Da qui deriva anche il massiccio incremento di load factor…
«Esatto. Siamo passati da un load factror medio del 70% all’attuale 90%. Tutto questo ha determinato disagi ai passeggeri perché le compagnie aeree non hanno tempestivamente adeguato i servizi a fronte di un riempimento a bordo di gran lunga maggiore. Inoltre, abbiamo già previsto un aumento impetuoso del traffico aereo che – da qui ai prossimi 20 anni – raddoppierà i volumi, passando da quattro a otto miliardi di passeggeri».
La preoccupa il “travel alert” lanciato dagli Stati Uniti? Si rischia di svilire lo sforzo operativo dei vettori e in particolare di quelli americani che hanno allestito una rete di 37 rotte tra Usa e Italia?
«Più che di preoccupazione parlerei di attesa. Bisognerà capire come l’utenza reagirà all’aumento del volume d’offerta. Ci sono forti aspettative per i nuovi voli attivati sugli scali di Napoli e Bari. A questo si coniuga anche un abbattimento di costi per alcune tratte intercontinentali. L’Enac punta ora a valorizzare i piccoli aeroporti per promuovere un’Italia diversa, delocalizzata. Vendere, ad esempio, un New York-Siena, che contempli l’utilizzo di aerei ed elicotteri o piccoli velivoli che rendano possibile il collegamento minore».
Altre iniziative che vale la pena evidenziare?

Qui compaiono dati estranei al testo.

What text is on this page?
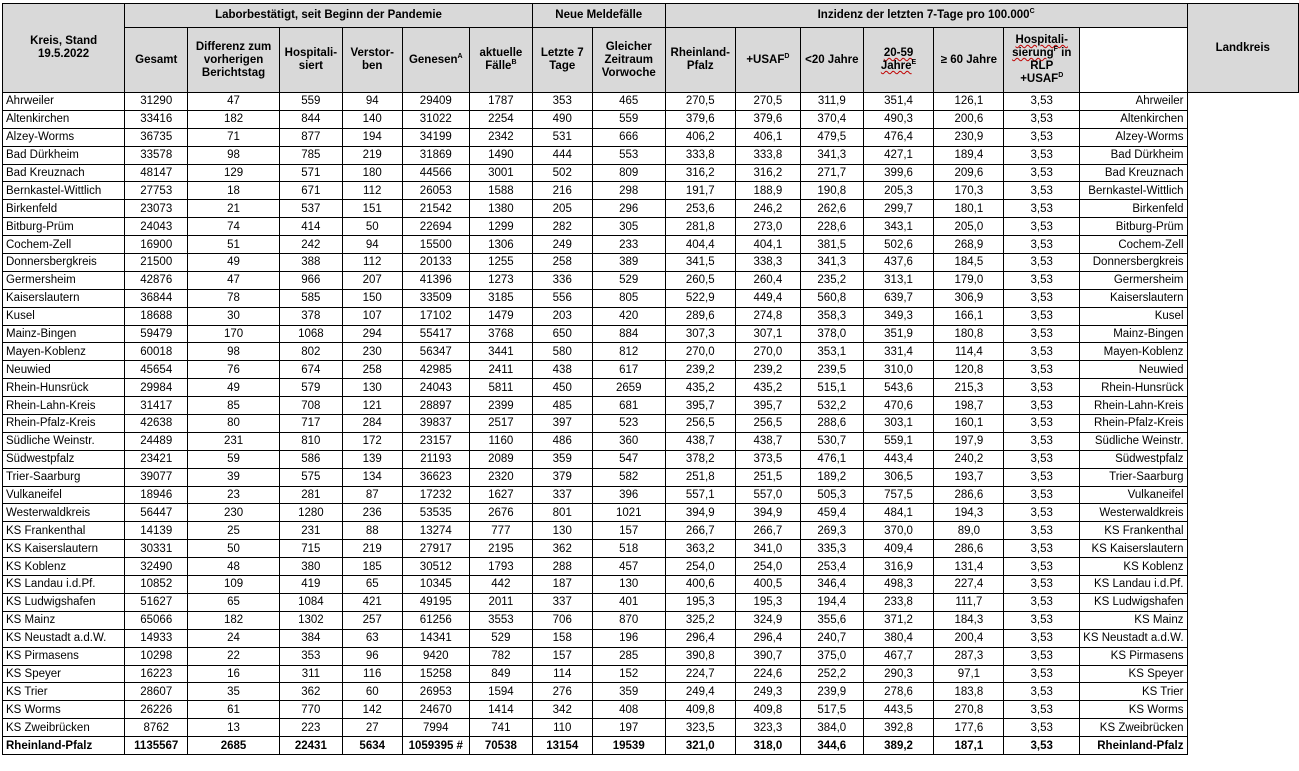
Kreis, Stand
19.5.2022	Laborbestätigt, seit Beginn der Pandemie						Neue Meldefälle		Inzidenz der letzten 7-Tage pro $100.000^C$							Landkreis
	Gesamt	Differenz zum vorherigen Berichtstag	Hospitali-siert	Verstor-ben	Genesen$^A$	aktuelle Fälle$^B$	Letzte 7 Tage	Gleicher Zeitraum Vorwoche	Rheinland-Pfalz	$+USAF^D$	<20 Jahre	20-59 Jahre$^E$	≥ 60 Jahre	Hospitali-sierung$^F$ in RLP $+USAF^D$
Ahrweiler	31290	47	559	94	29409	1787	353	465	270,5	270,5	311,9	351,4	126,1	3,53	Ahrweiler	
Altenkirchen	33416	182	844	140	31022	2254	490	559	379,6	379,6	370,4	490,3	200,6	3,53	Altenkirchen	
Alzey-Worms	36735	71	877	194	34199	2342	531	666	406,2	406,1	479,5	476,4	230,9	3,53	Alzey-Worms	
Bad Dürkheim	33578	98	785	219	31869	1490	444	553	333,8	333,8	341,3	427,1	189,4	3,53	Bad Dürkheim	
Bad Kreuznach	48147	129	571	180	44566	3001	502	809	316,2	316,2	271,7	399,6	209,6	3,53	Bad Kreuznach	
Bernkastel-Wittlich	27753	18	671	112	26053	1588	216	298	191,7	188,9	190,8	205,3	170,3	3,53	Bernkastel-Wittlich	
Birkenfeld	23073	21	537	151	21542	1380	205	296	253,6	246,2	262,6	299,7	180,1	3,53	Birkenfeld	
Bitburg-Prüm	24043	74	414	50	22694	1299	282	305	281,8	273,0	228,6	343,1	205,0	3,53	Bitburg-Prüm	
Cochem-Zell	16900	51	242	94	15500	1306	249	233	404,4	404,1	381,5	502,6	268,9	3,53	Cochem-Zell	
Donnersbergkreis	21500	49	388	112	20133	1255	258	389	341,5	338,3	341,3	437,6	184,5	3,53	Donnersbergkreis	
Germersheim	42876	47	966	207	41396	1273	336	529	260,5	260,4	235,2	313,1	179,0	3,53	Germersheim	
Kaiserslautern	36844	78	585	150	33509	3185	556	805	522,9	449,4	560,8	639,7	306,9	3,53	Kaiserslautern	
Kusel	18688	30	378	107	17102	1479	203	420	289,6	274,8	358,3	349,3	166,1	3,53	Kusel	
Mainz-Bingen	59479	170	1068	294	55417	3768	650	884	307,3	307,1	378,0	351,9	180,8	3,53	Mainz-Bingen	
Mayen-Koblenz	60018	98	802	230	56347	3441	580	812	270,0	270,0	353,1	331,4	114,4	3,53	Mayen-Koblenz	
Neuwied	45654	76	674	258	42985	2411	438	617	239,2	239,2	239,5	310,0	120,8	3,53	Neuwied	
Rhein-Hunsrück	29984	49	579	130	24043	5811	450	2659	435,2	435,2	515,1	543,6	215,3	3,53	Rhein-Hunsrück	
Rhein-Lahn-Kreis	31417	85	708	121	28897	2399	485	681	395,7	395,7	532,2	470,6	198,7	3,53	Rhein-Lahn-Kreis	
Rhein-Pfalz-Kreis	42638	80	717	284	39837	2517	397	523	256,5	256,5	288,6	303,1	160,1	3,53	Rhein-Pfalz-Kreis	
Südliche Weinstr.	24489	231	810	172	23157	1160	486	360	438,7	438,7	530,7	559,1	197,9	3,53	Südliche Weinstr.	
Südwestpfalz	23421	59	586	139	21193	2089	359	547	378,2	373,5	476,1	443,4	240,2	3,53	Südwestpfalz	
Trier-Saarburg	39077	39	575	134	36623	2320	379	582	251,8	251,5	189,2	306,5	193,7	3,53	Trier-Saarburg	
Vulkaneifel	18946	23	281	87	17232	1627	337	396	557,1	557,0	505,3	757,5	286,6	3,53	Vulkaneifel	
Westerwaldkreis	56447	230	1280	236	53535	2676	801	1021	394,9	394,9	459,4	484,1	194,3	3,53	Westerwaldkreis	
KS Frankenthal	14139	25	231	88	13274	777	130	157	266,7	266,7	269,3	370,0	89,0	3,53	KS Frankenthal	
KS Kaiserslautern	30331	50	715	219	27917	2195	362	518	363,2	341,0	335,3	409,4	286,6	3,53	KS Kaiserslautern	
KS Koblenz	32490	48	380	185	30512	1793	288	457	254,0	254,0	253,4	316,9	131,4	3,53	KS Koblenz	
KS Landau i.d.Pf.	10852	109	419	65	10345	442	187	130	400,6	400,5	346,4	498,3	227,4	3,53	KS Landau i.d.Pf.	
KS Ludwigshafen	51627	65	1084	421	49195	2011	337	401	195,3	195,3	194,4	233,8	111,7	3,53	KS Ludwigshafen	
KS Mainz	65066	182	1302	257	61256	3553	706	870	325,2	324,9	355,6	371,2	184,3	3,53	KS Mainz	
KS Neustadt a.d.W.	14933	24	384	63	14341	529	158	196	296,4	296,4	240,7	380,4	200,4	3,53	KS Neustadt a.d.W.	
KS Pirmasens	10298	22	353	96	9420	782	157	285	390,8	390,7	375,0	467,7	287,3	3,53	KS Pirmasens	
KS Speyer	16223	16	311	116	15258	849	114	152	224,7	224,6	252,2	290,3	97,1	3,53	KS Speyer	
KS Trier	28607	35	362	60	26953	1594	276	359	249,4	249,3	239,9	278,6	183,8	3,53	KS Trier	
KS Worms	26226	61	770	142	24670	1414	342	408	409,8	409,8	517,5	443,5	270,8	3,53	KS Worms	
KS Zweibrücken	8762	13	223	27	7994	741	110	197	323,5	323,3	384,0	392,8	177,6	3,53	KS Zweibrücken	
Rheinland-Pfalz	1135567	2685	22431	5634	1059395 #	70538	13154	19539	321,0	318,0	344,6	389,2	187,1	3,53	Rheinland-Pfalz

«Senza dubbio la nuova policy per il trasporto di piccoli animali a bordo, sdoganata nell’ottica di favorire l’implementazione dei servizi a bordo ma anche a terra. A questo si aggiunge la nostra nuova campagna di comunicazione “F-Air Play – Gioca pulito, vola sereno”, che mira a instaurare anche in aeroporto una nuova cultura nei confronti del passeggero-utente e dei suoi bisogni».